Here's hoping for hope -
JAH
I had a really nice dinner out the other day with my friend, Joan. She is getting ready to head to Washington D.C. and will take on the task of helping people stand up for those who have a hard time standing up for themselves. That is, without a doubt, an oversimplification of the task at hand, but for these purposes... Anyway, we weren't friends who spent large amounts of time together, but the conversations that we did have were good and I will miss knowing that she is there as a support for Dan and I. Her younger son and our son have been the best of friends since 7th grade, so we will hopefully always know about each others' families no matter where we all end up.
Dan and I have both seemed to be really tired lately. We have actually went to bed at 9:30 pm, which is a rare occasion for us. Neither one of us seem to be getting a real restful sleep. Not sure why. This Saturday we are going to try and go take in some nearby sights that we have never taken the time to see. I am looking forward to that.
It is time to go back to work - for what, I don't know. I have to say, I really dislike working here more and more...
Here's hoping for hope -
JAH
Thursday, September 13, 2007
Okay...so it's been awhile
Seems like it's been forever since I did this. Actually it has almost been a couple of months. Not sure why it has taken so long, but guess that's just the way it is.

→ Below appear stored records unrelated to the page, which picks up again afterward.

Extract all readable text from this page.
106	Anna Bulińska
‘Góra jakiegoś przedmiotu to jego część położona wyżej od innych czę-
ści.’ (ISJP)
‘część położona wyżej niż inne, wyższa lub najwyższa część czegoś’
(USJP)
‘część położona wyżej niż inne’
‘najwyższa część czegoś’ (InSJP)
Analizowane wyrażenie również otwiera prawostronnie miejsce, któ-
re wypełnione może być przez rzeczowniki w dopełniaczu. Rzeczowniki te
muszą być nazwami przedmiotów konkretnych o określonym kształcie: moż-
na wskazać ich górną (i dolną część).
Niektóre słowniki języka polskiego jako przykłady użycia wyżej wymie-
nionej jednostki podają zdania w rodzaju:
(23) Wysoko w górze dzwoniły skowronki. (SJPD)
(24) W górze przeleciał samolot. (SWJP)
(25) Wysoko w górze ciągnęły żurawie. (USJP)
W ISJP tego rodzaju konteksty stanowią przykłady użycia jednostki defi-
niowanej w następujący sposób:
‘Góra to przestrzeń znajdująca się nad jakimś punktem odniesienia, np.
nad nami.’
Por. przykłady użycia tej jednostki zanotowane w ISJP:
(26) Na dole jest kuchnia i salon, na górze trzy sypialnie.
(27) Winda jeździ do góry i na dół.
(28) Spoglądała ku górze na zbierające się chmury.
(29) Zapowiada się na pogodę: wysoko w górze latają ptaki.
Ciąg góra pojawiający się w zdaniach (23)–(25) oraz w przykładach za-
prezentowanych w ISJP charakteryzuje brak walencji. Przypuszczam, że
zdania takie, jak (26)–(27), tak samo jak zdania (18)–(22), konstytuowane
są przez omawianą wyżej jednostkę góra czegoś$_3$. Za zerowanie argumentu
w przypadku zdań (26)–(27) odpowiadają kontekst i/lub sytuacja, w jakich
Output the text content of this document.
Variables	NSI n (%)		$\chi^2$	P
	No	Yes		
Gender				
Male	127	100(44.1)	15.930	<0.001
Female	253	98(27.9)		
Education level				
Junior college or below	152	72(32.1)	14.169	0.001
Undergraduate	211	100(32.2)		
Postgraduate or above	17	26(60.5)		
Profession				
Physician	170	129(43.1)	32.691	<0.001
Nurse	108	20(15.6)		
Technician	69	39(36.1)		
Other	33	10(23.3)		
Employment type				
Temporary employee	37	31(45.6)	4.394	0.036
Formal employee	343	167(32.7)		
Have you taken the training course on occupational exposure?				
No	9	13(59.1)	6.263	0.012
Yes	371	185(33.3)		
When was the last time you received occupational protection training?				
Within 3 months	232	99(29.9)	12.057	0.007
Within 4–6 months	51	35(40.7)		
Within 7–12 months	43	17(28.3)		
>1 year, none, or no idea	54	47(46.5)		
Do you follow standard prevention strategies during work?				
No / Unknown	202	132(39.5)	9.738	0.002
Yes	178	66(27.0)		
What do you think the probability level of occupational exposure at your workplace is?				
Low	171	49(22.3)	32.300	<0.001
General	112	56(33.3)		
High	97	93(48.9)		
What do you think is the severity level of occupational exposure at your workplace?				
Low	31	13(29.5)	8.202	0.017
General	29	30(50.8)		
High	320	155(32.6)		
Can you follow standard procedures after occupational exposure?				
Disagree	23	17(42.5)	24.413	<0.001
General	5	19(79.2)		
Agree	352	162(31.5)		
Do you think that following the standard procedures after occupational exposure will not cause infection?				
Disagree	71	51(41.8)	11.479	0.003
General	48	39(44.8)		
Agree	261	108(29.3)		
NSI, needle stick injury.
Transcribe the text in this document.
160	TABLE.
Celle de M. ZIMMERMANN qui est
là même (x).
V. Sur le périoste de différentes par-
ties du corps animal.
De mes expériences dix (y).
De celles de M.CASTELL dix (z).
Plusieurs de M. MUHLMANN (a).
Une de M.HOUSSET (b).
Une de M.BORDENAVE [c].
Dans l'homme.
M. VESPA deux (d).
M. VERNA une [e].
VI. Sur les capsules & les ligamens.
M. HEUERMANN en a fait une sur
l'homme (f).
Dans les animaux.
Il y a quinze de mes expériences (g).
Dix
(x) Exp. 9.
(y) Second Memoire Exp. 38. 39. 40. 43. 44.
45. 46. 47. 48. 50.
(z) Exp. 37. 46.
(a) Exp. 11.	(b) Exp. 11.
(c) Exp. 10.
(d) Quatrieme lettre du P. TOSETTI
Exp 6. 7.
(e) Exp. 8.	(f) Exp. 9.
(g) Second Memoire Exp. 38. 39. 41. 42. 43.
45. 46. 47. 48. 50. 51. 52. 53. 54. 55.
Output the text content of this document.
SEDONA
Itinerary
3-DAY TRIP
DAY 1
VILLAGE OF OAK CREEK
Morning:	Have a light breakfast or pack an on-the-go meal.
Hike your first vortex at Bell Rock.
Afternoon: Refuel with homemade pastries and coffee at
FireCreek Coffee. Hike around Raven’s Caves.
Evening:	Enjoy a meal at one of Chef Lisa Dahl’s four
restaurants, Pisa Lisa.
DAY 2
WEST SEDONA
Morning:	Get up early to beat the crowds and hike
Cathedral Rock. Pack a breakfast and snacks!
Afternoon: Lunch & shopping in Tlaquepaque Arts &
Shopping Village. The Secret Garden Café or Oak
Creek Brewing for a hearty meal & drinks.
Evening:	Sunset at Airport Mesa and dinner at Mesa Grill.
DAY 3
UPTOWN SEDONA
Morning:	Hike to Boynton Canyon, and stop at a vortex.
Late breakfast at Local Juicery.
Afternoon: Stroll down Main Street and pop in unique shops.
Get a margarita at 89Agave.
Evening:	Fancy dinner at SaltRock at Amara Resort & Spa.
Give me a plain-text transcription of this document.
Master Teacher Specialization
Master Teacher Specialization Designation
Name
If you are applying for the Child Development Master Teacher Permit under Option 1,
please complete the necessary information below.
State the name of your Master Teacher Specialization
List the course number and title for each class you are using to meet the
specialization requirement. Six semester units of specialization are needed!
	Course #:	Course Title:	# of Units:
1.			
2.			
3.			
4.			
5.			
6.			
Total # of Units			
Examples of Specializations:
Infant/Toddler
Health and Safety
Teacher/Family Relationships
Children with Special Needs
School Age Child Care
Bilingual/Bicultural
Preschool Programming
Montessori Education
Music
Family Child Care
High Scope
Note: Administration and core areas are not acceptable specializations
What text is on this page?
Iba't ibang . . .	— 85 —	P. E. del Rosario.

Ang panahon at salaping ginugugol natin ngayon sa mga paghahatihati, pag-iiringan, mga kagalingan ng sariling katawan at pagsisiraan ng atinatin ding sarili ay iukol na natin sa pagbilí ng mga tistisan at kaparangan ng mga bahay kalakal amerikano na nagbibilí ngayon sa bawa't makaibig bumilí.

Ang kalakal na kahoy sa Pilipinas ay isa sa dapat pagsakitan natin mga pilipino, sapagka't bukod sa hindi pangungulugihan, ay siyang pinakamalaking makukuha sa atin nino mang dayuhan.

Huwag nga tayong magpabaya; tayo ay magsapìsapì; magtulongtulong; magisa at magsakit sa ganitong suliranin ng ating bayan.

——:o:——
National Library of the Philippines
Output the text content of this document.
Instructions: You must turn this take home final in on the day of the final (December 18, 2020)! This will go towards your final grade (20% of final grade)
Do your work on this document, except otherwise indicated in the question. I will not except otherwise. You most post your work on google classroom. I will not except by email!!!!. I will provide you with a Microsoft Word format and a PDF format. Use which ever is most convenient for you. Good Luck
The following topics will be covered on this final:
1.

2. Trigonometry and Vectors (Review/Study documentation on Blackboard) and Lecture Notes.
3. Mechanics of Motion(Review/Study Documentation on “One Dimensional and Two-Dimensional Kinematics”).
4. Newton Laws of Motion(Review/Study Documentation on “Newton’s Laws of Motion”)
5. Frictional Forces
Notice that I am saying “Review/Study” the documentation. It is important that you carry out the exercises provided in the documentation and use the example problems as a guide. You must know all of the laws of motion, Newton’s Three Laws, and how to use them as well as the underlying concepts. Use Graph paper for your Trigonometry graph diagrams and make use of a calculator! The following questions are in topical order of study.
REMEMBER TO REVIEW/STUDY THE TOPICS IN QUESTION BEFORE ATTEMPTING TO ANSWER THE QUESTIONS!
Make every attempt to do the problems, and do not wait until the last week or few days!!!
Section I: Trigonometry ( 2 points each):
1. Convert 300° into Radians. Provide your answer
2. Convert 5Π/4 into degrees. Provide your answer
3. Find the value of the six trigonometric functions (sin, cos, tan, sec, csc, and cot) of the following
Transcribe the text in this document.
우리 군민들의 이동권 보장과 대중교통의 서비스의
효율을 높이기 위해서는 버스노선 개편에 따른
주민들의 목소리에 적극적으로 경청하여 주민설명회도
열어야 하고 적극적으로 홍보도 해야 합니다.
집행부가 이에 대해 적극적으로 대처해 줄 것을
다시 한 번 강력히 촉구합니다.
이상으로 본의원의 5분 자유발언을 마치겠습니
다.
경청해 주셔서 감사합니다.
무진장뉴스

Guess I've had some random thoughts lately and maybe writing some of them down will make them all make perfect sense - to someone anyway.
Families are a strange thing. I'm sure for most people, this concept is not anything new and I'm sure to some people "strange" would be an understatement. In this context, I'm talking about my siblings. There are five of us - I have four older brothers. True, I was kind of the spoiled one, being the youngest by nine years and the only girl. Now, as we are all adults, that doesn't seem to play near as big of a role in all of our lives as it did growing up. However, I think I am beginning to realize that my world and their world may not be the same world. Now that both of our parents are gone and we are still going through the process of figuring out what to do with a house full of my their possessions, things are somehow beginning to take on a different light. Don't get me wrong, none of us are fighting over the silver, but everyone certainly does have a different attitude about the whole process. I think the hardest part for me is still coming to grips with the fact that the nest time I pull into the driveway, mom isn't going to be standing there at the door giving me the signature wave that she had. I don't know if it is simply because, having lived away for a period of time, I can go about life as usual and figure that life as usual is still going on there. There are still times when I think that I need to include something in the weekly letter or maybe that something actually warrants a phone call only to realize that...well... you get the picture. Maybe that is why I have dragged my feet so long. I guess once that house is empty, there is no putting stuff back. There is no going back in a seeing things "as usual". Okay, enough of that thought...
We got a letter from my niece the other day. Her and her husband are getting ready to head off to the mission field next year and they are beginning the process of raising support. They are planning on going to Pakistan. Wow. This is not exactly a walk in the park from my understanding of current events. To top it off, they just had their first child in March. This is something, in my understanding, that they have planned on doing for several years. He is actually a lawyer and I believe she majored in Spanish or something along those lines. I hope things fall into place for them and I hope my brother and his wife aren't totally freaking out as I know I may be if it were Carrie or Isaac. I'm just glad they are following what they believe is the way to go. But still...wow.
Okay, there is probably a bunch of other stuff I could write her for clarity of thought, but I think it is time to get some food. Hope all is well in your world.